それどころか、ここに居てもいいと・・。どうする?あいつは何で俺に親切にするんだ。


 でももしここで暮らせたらもう食べ物の心配や、雨をしのぐ場所を探さなくて済む。貴族の子供たちからただ貧しいと言うだけで石を投げられたり、殴られたりすることもなくなる・・。


 でも理由が知りたい。大人何て誰も信用できない。


 俺は夜になるまでアパルトマンの周辺を歩いたり、朝の残りを食ったりして時間を潰した。ロッシの家には子供向けの本があったが俺は字を読めなかったから絵だけをぼんやり眺めていた。


 夜になるとロッシが帰ってきた。俺がまだいるのを見るとにっこり笑って言った。

「帰ったぞ」そう言いながらキッチンに食材がぎっしり入った袋を置いた。

「飯の前にお前は風呂だな」


 確かに俺は汚れてボロボロでひどい有様だった。ロッシの家の小さなシャワーで頭からつま先まで石鹸でごしごしこすった。ここで暮らすと決めていた訳ではないのに、なぜか綺麗にしないといけない気がしてた。シャワーから出ると新しい服が用意されていた。


「ちょうど飯が出来たところだ」


 トマトのパスタにパンとスープもあった。


「チーズをたっぷりかけろ」


 ロッシが自分の皿にやったように俺もパスタにたっぷりチーズをかけた。トマトの酸味をチーズが和らげてとてもウマかった。


「あんたは・・なんで俺にこんなにしてくれるんだ?」

 先に食べ終えて俺をじっと見ていたロッシに尋ねた。


「・・俺にはな、妻も子供もいたんだが・・2年前に亡くなってな。男の子だったんだよ」


 なぜ亡くなったのか、俺は聞かなかった。家族を亡くした悲しみをロッシがまだ引きずっている様に見えたからだ。


「・・そっか。この服・・」

「それは俺が息子のために買った物だったんだが、4歳の息子にはまだ大きすぎてな。ハハハッ」


 ロッシはそう言って笑ったが、突然立ち上がって食器をキッチンに運んで行った。ロッシの横顔は悲しみに歪んでいた。


 少ししてロッシはテーブルに戻ってきた。


「お前は、家族や兄弟はいないのか?」

「父さんは居ない。母さんは俺が5歳の時、俺を置いて消えた」


 ロッシは「大変だったな」と言ったきり詳しい事を聞こうとはしなかったし、俺も話したくなかった。
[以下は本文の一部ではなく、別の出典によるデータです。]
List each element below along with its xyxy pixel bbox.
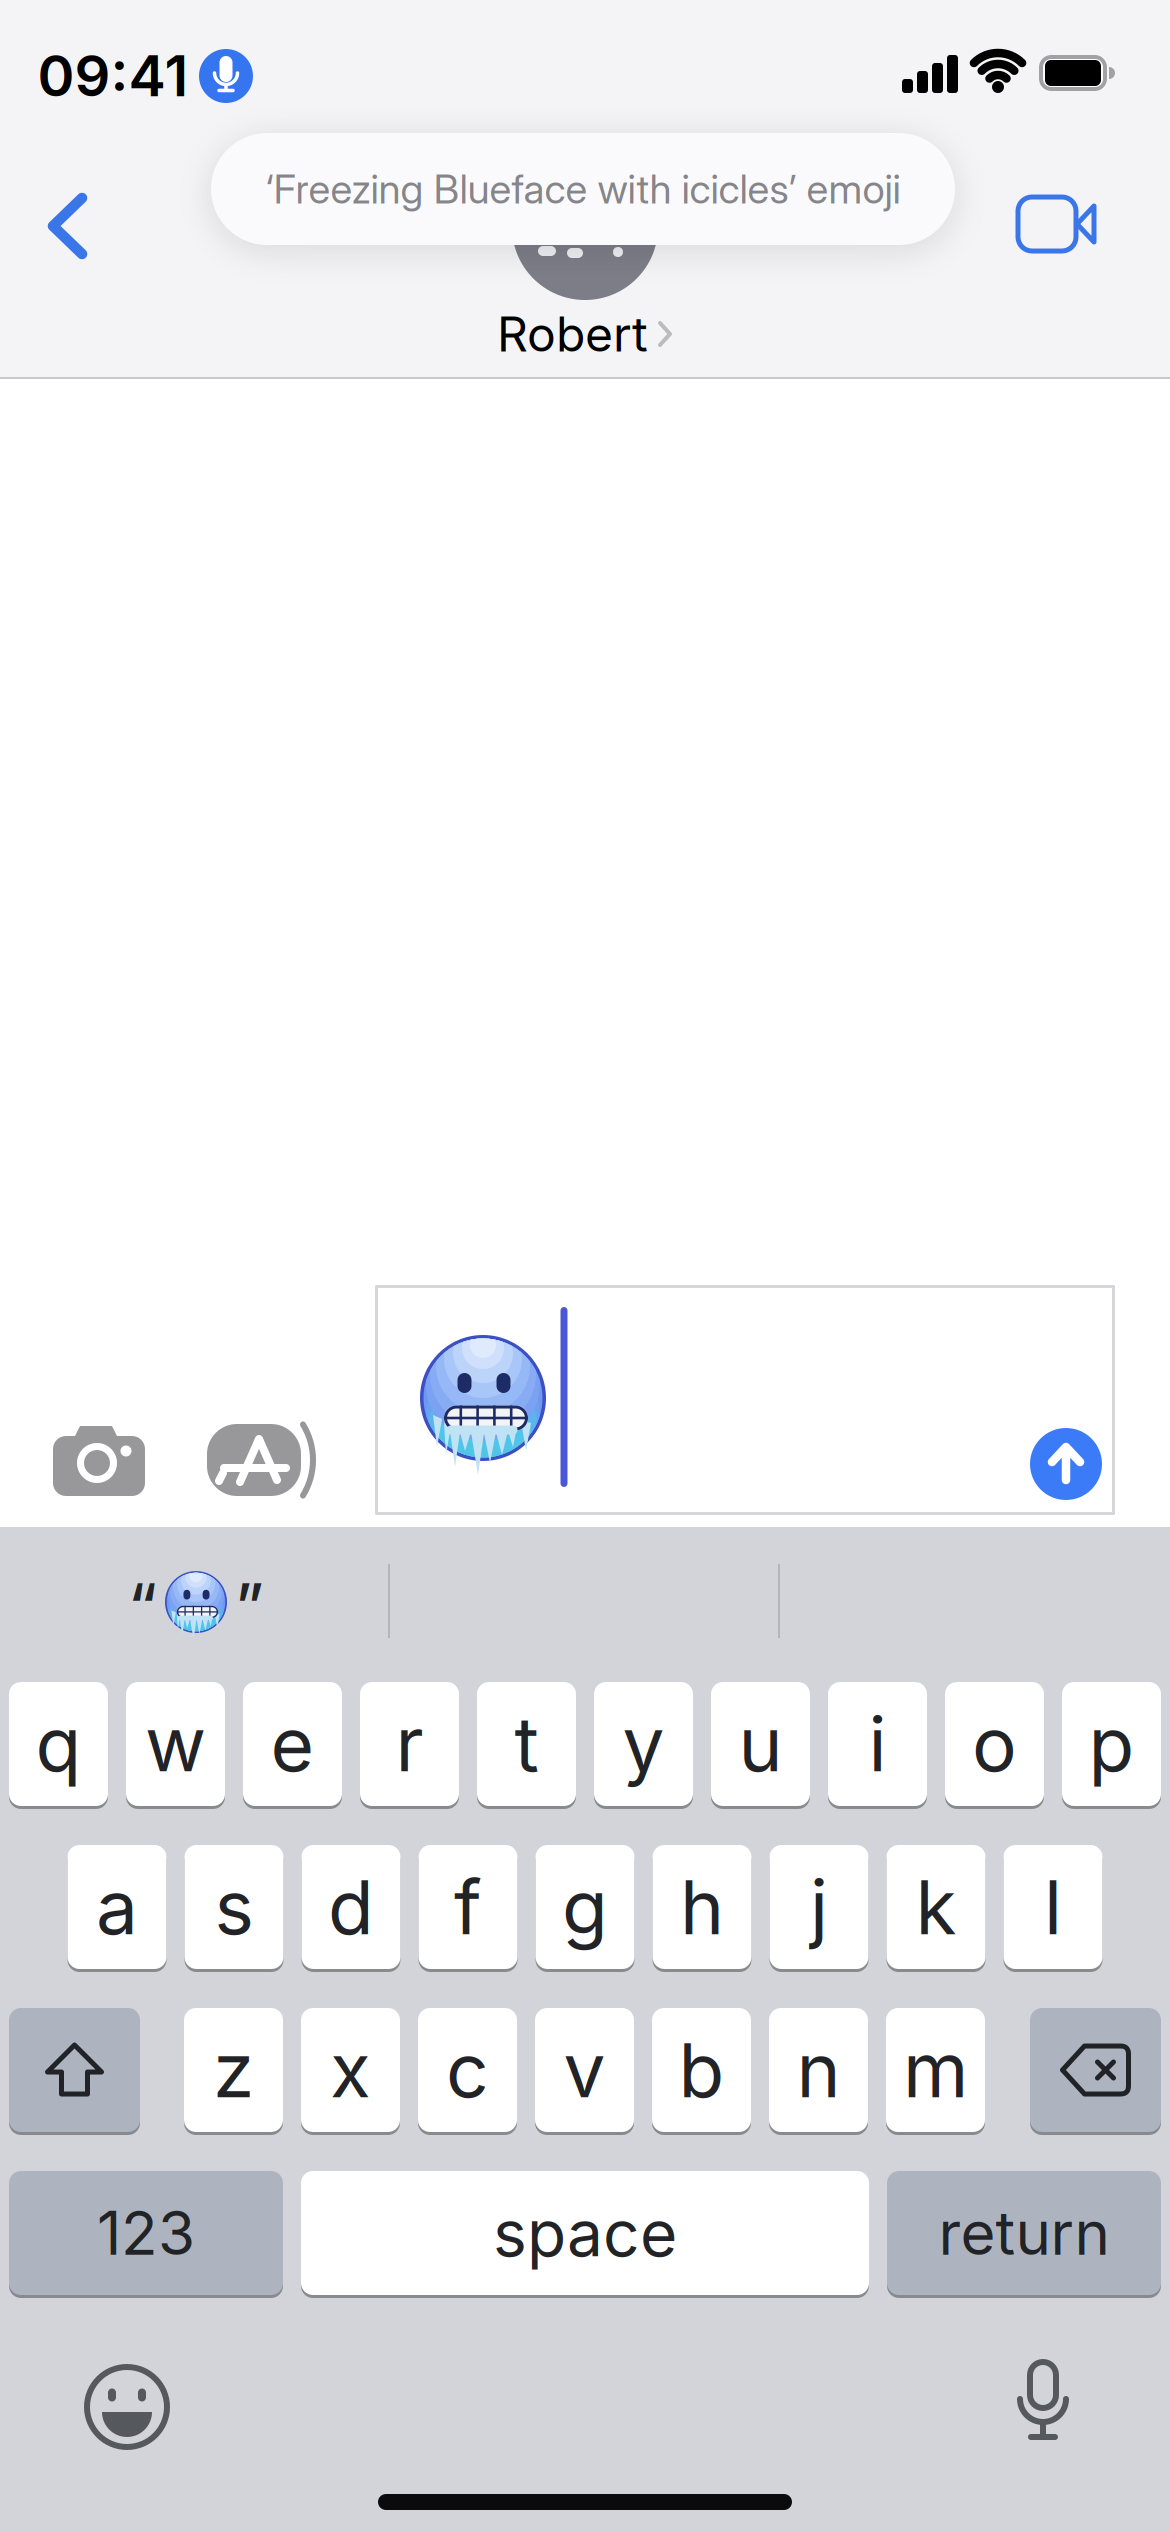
button[interactable]: Robert, contact details xyxy=(497,306,673,362)
staticText: k xyxy=(916,1863,956,1951)
button[interactable]: iMessage apps xyxy=(207,1424,319,1496)
button[interactable]: Dictate xyxy=(1011,2359,1075,2441)
button[interactable]: q xyxy=(9,1680,108,1808)
staticText: j xyxy=(810,1863,828,1951)
staticText: p xyxy=(1088,1700,1134,1788)
button[interactable]: e xyxy=(243,1680,342,1808)
staticText: “ xyxy=(128,1570,157,1642)
staticText: t xyxy=(514,1700,538,1788)
button[interactable]: Send xyxy=(1030,1428,1102,1500)
button[interactable]: f xyxy=(418,1844,518,1970)
staticText: c xyxy=(446,2026,489,2114)
button[interactable]: s xyxy=(184,1844,284,1970)
button[interactable]: u xyxy=(711,1680,810,1808)
staticText: space xyxy=(493,2195,677,2271)
staticText: w xyxy=(145,1700,206,1788)
button[interactable]: Back xyxy=(48,195,88,257)
staticText: d xyxy=(328,1863,374,1951)
staticText: 123 xyxy=(97,2198,195,2268)
button[interactable]: o xyxy=(945,1680,1044,1808)
button[interactable]: m xyxy=(886,2006,985,2134)
staticText: i xyxy=(868,1700,886,1788)
button[interactable]: FaceTime xyxy=(1014,196,1100,252)
button[interactable]: g xyxy=(536,1844,634,1970)
button[interactable]: b xyxy=(652,2006,751,2134)
staticText: ” xyxy=(235,1570,264,1642)
staticText: ‘Freezing Blueface with icicles’ emoji xyxy=(266,165,900,213)
button[interactable]: Emoji xyxy=(81,2361,173,2453)
staticText: 09:41 xyxy=(38,43,188,109)
button[interactable]: Shift xyxy=(9,2006,140,2134)
button[interactable]: d xyxy=(302,1844,400,1970)
button[interactable]: z xyxy=(184,2006,283,2134)
button[interactable]: 123 xyxy=(9,2170,283,2296)
button[interactable]: return xyxy=(887,2170,1161,2296)
staticText: x xyxy=(330,2026,371,2114)
button[interactable]: Camera xyxy=(53,1424,145,1496)
button[interactable]: a xyxy=(68,1844,166,1970)
button[interactable]: t xyxy=(477,1680,576,1808)
button[interactable]: Delete xyxy=(1030,2006,1161,2134)
staticText: a xyxy=(96,1863,138,1951)
staticText: q xyxy=(36,1700,82,1788)
staticText: h xyxy=(680,1863,724,1951)
staticText: e xyxy=(270,1700,314,1788)
button[interactable]: h xyxy=(652,1844,752,1970)
button[interactable]: v xyxy=(535,2006,634,2134)
staticText: n xyxy=(796,2026,840,2114)
staticText: z xyxy=(213,2026,254,2114)
staticText: y xyxy=(622,1700,664,1788)
staticText: m xyxy=(903,2026,968,2114)
button[interactable]: Robert, contact photo xyxy=(512,154,658,300)
staticText: b xyxy=(678,2026,724,2114)
button[interactable]: n xyxy=(769,2006,868,2134)
button[interactable]: k xyxy=(886,1844,986,1970)
button[interactable]: p xyxy=(1062,1680,1161,1808)
staticText: o xyxy=(972,1700,1017,1788)
staticText: s xyxy=(214,1863,254,1951)
staticText: v xyxy=(564,2026,606,2114)
button[interactable]: c xyxy=(418,2006,517,2134)
staticText: l xyxy=(1044,1863,1062,1951)
staticText: r xyxy=(396,1700,424,1788)
button[interactable]: j xyxy=(770,1844,868,1970)
staticText: g xyxy=(562,1863,608,1951)
staticText: return xyxy=(938,2198,1110,2268)
staticText: f xyxy=(454,1863,482,1951)
staticText: Robert xyxy=(497,306,648,362)
button[interactable]: l xyxy=(1004,1844,1102,1970)
button[interactable]: x xyxy=(301,2006,400,2134)
staticText: u xyxy=(738,1700,782,1788)
button[interactable]: Freezing face emoji suggestion xyxy=(128,1564,264,1636)
button[interactable]: space xyxy=(301,2170,869,2296)
button[interactable]: r xyxy=(360,1680,459,1808)
button[interactable]: i xyxy=(828,1680,927,1808)
button[interactable]: y xyxy=(594,1680,693,1808)
button[interactable]: w xyxy=(126,1680,225,1808)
 それから俺はロッシと暮らし始めた。ロッシは治安警備隊の副隊長で町の人々からも信頼が厚く、人気もあった。俺を自分の子供だと紹介し、俺もみんなと仲良くなった。突然現れたロッシの子供だという俺のことを詮索するような人は誰もいなかった。


 警備隊の本部に連れて行ってもらった時は格闘技や剣の稽古も付けてくれた。少し他の子より遅れたが学校にも通うようになった。


 今の俺があるのはすべてロッシのおかげだ。